Please see seaborn.boxplot() function [here]

Editing DataFrames

You can trivially add new columns or change the values in existing column.

Add a new column

  1. Be sure that the column you are adding has the same indices as the old dataframe.

  2. This is most easily accomplished by manipulating an old column and saving the value

  3. Example: dataframe['new_column_name'] = ms['old_column']*value

  4. Example: dataframe['new_column_name'] = ms['old_column1']*ms['old_column2']

Alter a column

  1. You select a set of cells using the tools from above change their values

  2. Note that dataframes are MUTABLE!

  3. dataframe.loc[selection,selection] = 7

Dealing with missing data

  1. The dataframe.dropna() and .fillna() funtions are super helpful in removing/replacing missing values

  2. Example: only_complete_rows = dataframe.dropna(how='any')

  3. Example: replace_with_0 = dataframe.fillna(value=0.0)

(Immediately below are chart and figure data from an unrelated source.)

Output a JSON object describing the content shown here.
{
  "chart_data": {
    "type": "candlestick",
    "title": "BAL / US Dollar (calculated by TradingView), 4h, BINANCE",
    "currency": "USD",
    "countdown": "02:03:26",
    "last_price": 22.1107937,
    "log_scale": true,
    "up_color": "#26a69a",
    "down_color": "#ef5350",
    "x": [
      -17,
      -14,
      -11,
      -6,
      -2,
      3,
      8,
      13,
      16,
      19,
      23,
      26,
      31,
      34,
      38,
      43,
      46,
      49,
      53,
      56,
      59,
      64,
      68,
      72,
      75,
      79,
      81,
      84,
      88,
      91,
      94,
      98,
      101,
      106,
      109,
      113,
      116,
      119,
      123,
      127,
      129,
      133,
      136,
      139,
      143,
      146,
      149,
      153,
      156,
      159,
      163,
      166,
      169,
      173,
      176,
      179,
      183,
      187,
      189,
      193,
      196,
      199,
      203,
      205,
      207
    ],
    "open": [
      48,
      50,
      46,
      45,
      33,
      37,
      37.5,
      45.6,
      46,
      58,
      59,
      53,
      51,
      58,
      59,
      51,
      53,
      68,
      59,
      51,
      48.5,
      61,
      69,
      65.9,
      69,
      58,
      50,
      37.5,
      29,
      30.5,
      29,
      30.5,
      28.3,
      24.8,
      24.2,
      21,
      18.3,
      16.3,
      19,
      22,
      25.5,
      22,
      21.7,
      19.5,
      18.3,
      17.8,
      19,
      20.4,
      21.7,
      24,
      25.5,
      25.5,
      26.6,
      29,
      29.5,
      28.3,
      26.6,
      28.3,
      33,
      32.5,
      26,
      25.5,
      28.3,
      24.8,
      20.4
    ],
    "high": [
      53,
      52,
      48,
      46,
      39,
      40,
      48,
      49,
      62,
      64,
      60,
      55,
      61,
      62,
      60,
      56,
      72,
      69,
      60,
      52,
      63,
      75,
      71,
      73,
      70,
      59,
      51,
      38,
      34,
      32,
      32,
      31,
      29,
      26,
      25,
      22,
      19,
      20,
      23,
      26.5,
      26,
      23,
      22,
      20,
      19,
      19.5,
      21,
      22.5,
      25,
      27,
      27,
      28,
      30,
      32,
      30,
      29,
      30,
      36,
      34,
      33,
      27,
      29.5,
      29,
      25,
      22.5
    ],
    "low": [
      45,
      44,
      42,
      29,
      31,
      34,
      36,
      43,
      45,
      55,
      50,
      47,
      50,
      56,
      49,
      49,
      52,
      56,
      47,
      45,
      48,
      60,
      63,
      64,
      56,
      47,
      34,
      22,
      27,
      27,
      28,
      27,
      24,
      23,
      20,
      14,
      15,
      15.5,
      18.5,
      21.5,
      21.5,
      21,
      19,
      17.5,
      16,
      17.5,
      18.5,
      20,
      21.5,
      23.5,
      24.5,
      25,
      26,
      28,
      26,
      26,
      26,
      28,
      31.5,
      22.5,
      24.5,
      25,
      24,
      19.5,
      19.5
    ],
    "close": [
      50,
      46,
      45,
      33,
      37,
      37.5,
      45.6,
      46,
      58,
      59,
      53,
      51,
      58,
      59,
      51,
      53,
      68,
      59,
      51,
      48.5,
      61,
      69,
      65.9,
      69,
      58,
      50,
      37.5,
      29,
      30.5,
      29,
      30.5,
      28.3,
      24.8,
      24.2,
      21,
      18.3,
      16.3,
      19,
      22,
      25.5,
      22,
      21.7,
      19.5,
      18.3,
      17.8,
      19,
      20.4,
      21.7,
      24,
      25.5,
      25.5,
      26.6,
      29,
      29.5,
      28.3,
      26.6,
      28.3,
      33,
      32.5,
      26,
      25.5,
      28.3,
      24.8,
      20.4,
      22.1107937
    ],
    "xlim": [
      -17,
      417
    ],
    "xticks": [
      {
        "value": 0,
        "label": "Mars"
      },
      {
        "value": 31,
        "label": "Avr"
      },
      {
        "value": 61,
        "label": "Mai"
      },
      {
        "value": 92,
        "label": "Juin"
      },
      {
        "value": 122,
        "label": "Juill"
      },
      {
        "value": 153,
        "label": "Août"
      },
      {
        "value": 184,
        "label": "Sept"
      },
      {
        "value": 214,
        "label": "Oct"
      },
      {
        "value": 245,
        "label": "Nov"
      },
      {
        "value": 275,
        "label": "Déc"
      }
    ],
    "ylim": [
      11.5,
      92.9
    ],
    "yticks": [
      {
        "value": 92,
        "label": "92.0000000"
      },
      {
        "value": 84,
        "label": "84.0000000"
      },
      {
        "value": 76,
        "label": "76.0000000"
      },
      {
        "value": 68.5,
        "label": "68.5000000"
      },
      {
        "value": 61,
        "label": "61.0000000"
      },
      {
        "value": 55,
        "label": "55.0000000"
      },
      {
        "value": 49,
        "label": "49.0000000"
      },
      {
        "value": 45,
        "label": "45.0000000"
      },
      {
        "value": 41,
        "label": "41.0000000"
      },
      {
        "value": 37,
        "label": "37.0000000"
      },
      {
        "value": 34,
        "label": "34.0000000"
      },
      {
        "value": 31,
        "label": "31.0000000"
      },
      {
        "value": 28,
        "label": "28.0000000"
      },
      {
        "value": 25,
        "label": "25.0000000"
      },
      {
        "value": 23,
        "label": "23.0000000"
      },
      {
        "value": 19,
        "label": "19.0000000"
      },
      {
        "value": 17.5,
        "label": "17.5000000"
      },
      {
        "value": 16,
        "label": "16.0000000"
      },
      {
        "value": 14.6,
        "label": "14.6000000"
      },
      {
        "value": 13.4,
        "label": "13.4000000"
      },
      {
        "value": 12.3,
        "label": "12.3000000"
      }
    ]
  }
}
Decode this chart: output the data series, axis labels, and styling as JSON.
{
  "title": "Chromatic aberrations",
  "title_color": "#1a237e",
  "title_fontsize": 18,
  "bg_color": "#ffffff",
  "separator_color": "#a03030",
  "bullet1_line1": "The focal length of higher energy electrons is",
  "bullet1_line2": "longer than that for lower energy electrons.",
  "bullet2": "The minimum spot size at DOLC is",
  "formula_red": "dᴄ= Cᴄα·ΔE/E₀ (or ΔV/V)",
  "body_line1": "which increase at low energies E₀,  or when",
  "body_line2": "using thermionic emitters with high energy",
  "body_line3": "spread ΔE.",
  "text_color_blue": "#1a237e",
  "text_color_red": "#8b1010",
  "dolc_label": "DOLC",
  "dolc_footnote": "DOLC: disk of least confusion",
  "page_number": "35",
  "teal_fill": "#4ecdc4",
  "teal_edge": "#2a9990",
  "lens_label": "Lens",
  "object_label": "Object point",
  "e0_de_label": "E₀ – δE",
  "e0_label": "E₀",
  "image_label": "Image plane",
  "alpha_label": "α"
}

# what is this line doing?
ms['light +1 charge mass']=ms['light Precursor Mz']*ms['Precursor Charge'] - ((ms['Precursor Charge']-1)*1.0078)
ms[['Peptide Modified Sequence', 'light Precursor Mz', 'Precursor Charge', 'light +1 charge mass']]
#think through what this line is doing
ms.loc[ms['light +1 charge mass']>2000,['Peptide Modified Sequence', 'light Precursor Mz', 'Precursor Charge', 'light +1 charge mass']]
ms.loc[ms['light +1 charge mass']>2000,'light +1 charge mass'] = 'way too big!'
#you can quickly save your work at a .csv using the command .to_csv(path_to_file)
ms.to_csv("C:\\Users\duan\Desktop\PythonDataProcessingVisualization\mass_spec_new.csv")
#look in your directory for a new .csv file!